The editors are all about rates. It seems, but is not clear, that they are talking about personal rates and they certainly don’t care much about the deficit:
In an ideal world, the Senate deal would create room for tax cuts of $2.5 trillion or more. That’s at least how much more revenue the government would get if the economy returned to its historic growth rate of 3% a year from the Obama era’s 2%.

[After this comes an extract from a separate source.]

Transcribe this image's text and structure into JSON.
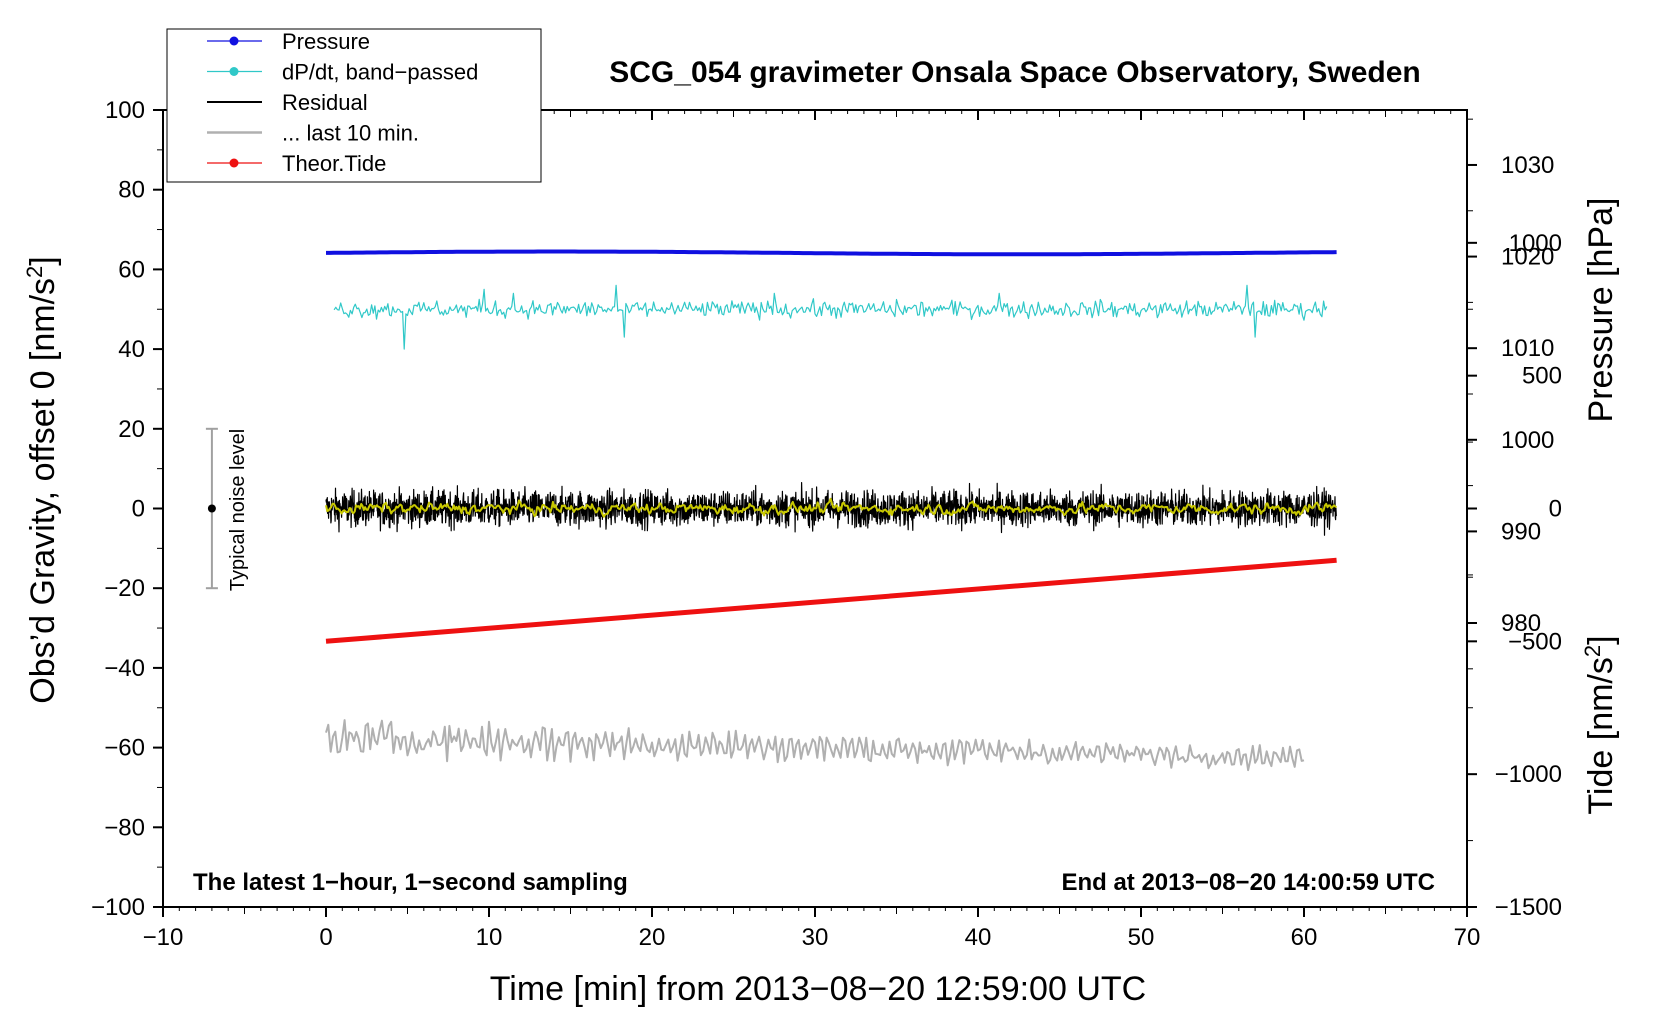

Kevin, on the other hand, recognizes the challenges that the Congress faces. We have a significant deficit. We have escalating entitlement costs. We need to have dynamic scoring but tax cuts are not self-financing. He reports (with comments) that:
President Trump’s preferred policy would reduce the top rate to 35 percent, while congressional Republicans have aimed at 33 percent, along with modest reductions in other brackets and, possibly, a large reduction in the corporate tax rate. Our corporate tax rate is one of the world’s highest on paper, but the effective rate — what corporations actually pay — is on average unexceptional, though it varies significantly from industry to industry and firm to firm.
We favor reductions in the corporate tax rate because of the variation that Kevin notes. Corporations do things because of tax rates. Those industries that face higher rates take actions like tax inversions to avoid them. Rather than try to outlaw such inversions we should make the USA a tax haven so corporations and their profits come here. It is also a reason why we favor lower corporate rates rather than immediate expensing. We hope that the Congress takes a serious look at tax reform and make it into law.